Mirabelli was quoted on the Web site as saying Beau could be a middle-of-the-order hitter, which can be a tough player to find.
“He has so much power that he can miss-hit the ball out of the ballpark,” Mirabelli said on the Web site. “He needs to use the whole field and be more selective. That will allow for him to get to his power more effectively than he does now.”
Beau showed off his power this season in his only year in a Warrior uniform when he hit an NAIA single-season record 38 home runs in the season. He had three three-home run games and tied or set a number of school records.
Beau finished the year with a .458 batting average (110-240) with 100 runs scored, 22 doubles, one triple, and 123 RBI. He shattered the school mark with a 1.033 slugging percentage and twice tied a school record by driving in eight runs in a game.

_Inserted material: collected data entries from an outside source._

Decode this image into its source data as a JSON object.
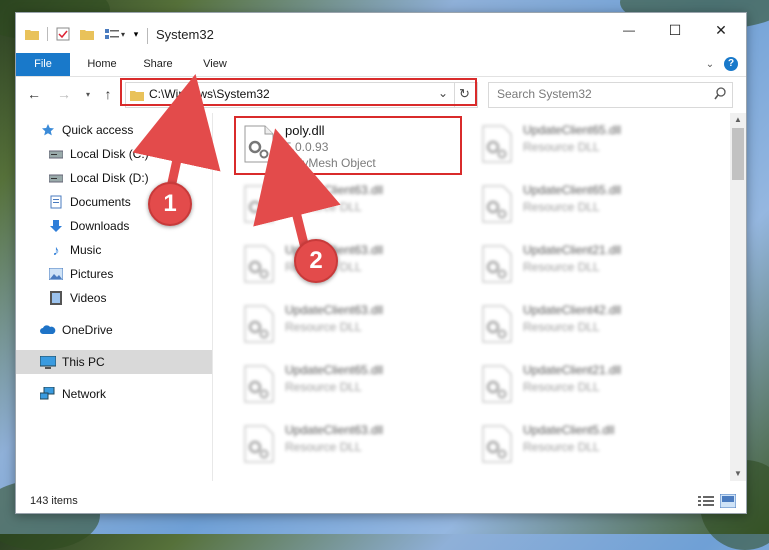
{
  "window": {
    "title": "System32",
    "controls": {
      "minimize": "—",
      "maximize": "☐",
      "close": "✕"
    }
  },
  "ribbon": {
    "tabs": [
      {
        "label": "File"
      },
      {
        "label": "Home"
      },
      {
        "label": "Share"
      },
      {
        "label": "View"
      }
    ],
    "expand_icon": "chevron-down-icon",
    "help_icon": "?"
  },
  "address": {
    "path": "C:\\Windows\\System32",
    "search_placeholder": "Search System32"
  },
  "sidebar": {
    "items": [
      {
        "label": "Quick access",
        "icon": "star-icon"
      },
      {
        "label": "Local Disk (C:)",
        "icon": "drive-icon",
        "pinned": true
      },
      {
        "label": "Local Disk (D:)",
        "icon": "drive-icon",
        "pinned": true
      },
      {
        "label": "Documents",
        "icon": "documents-icon",
        "pinned": true
      },
      {
        "label": "Downloads",
        "icon": "download-icon",
        "pinned": true
      },
      {
        "label": "Music",
        "icon": "music-icon",
        "pinned": true
      },
      {
        "label": "Pictures",
        "icon": "pictures-icon",
        "pinned": true
      },
      {
        "label": "Videos",
        "icon": "videos-icon",
        "pinned": true
      },
      {
        "label": "OneDrive",
        "icon": "cloud-icon"
      },
      {
        "label": "This PC",
        "icon": "computer-icon",
        "selected": true
      },
      {
        "label": "Network",
        "icon": "network-icon"
      }
    ]
  },
  "files": [
    {
      "name": "poly.dll",
      "line2": "5.0.0.93",
      "line3": "PolyMesh Object",
      "highlighted": true
    },
    {
      "name": "UpdateClient65.dll",
      "line2": "Resource DLL"
    },
    {
      "name": "UpdateClient63.dll",
      "line2": "Resource DLL"
    },
    {
      "name": "UpdateClient65.dll",
      "line2": "Resource DLL"
    },
    {
      "name": "UpdateClient63.dll",
      "line2": "Resource DLL"
    },
    {
      "name": "UpdateClient21.dll",
      "line2": "Resource DLL"
    },
    {
      "name": "UpdateClient63.dll",
      "line2": "Resource DLL"
    },
    {
      "name": "UpdateClient42.dll",
      "line2": "Resource DLL"
    },
    {
      "name": "UpdateClient65.dll",
      "line2": "Resource DLL"
    },
    {
      "name": "UpdateClient21.dll",
      "line2": "Resource DLL"
    },
    {
      "name": "UpdateClient63.dll",
      "line2": "Resource DLL"
    },
    {
      "name": "UpdateClient5.dll",
      "line2": "Resource DLL"
    }
  ],
  "status": {
    "item_count": "143 items"
  },
  "callouts": [
    {
      "number": "1"
    },
    {
      "number": "2"
    }
  ],
  "colors": {
    "accent": "#1979ca",
    "highlight": "#d92b2b",
    "callout": "#e34b4b"
  }
}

He also had six hits in a game against Gonzaga, tying another school mark, and had a 24-game hitting streak during the season, which is fifth longest in school history.
In the Avista NAIA World Series, he hit .444 during the five games and hit five home runs. He started and played in 62 games this season and helped the team to a 58-5 record.
Beau said he heard from several teammates and coaches after the draft, including LCSC coach Ed Cheff, who Beau credits for helping him become the player he is.
“I owe a lot to him,” Beau said. “Every day at the ballpark there was a purpose and something to work on. Playing at Lewis-Clark State was very good for me. My teammates and the coaching staff were great.”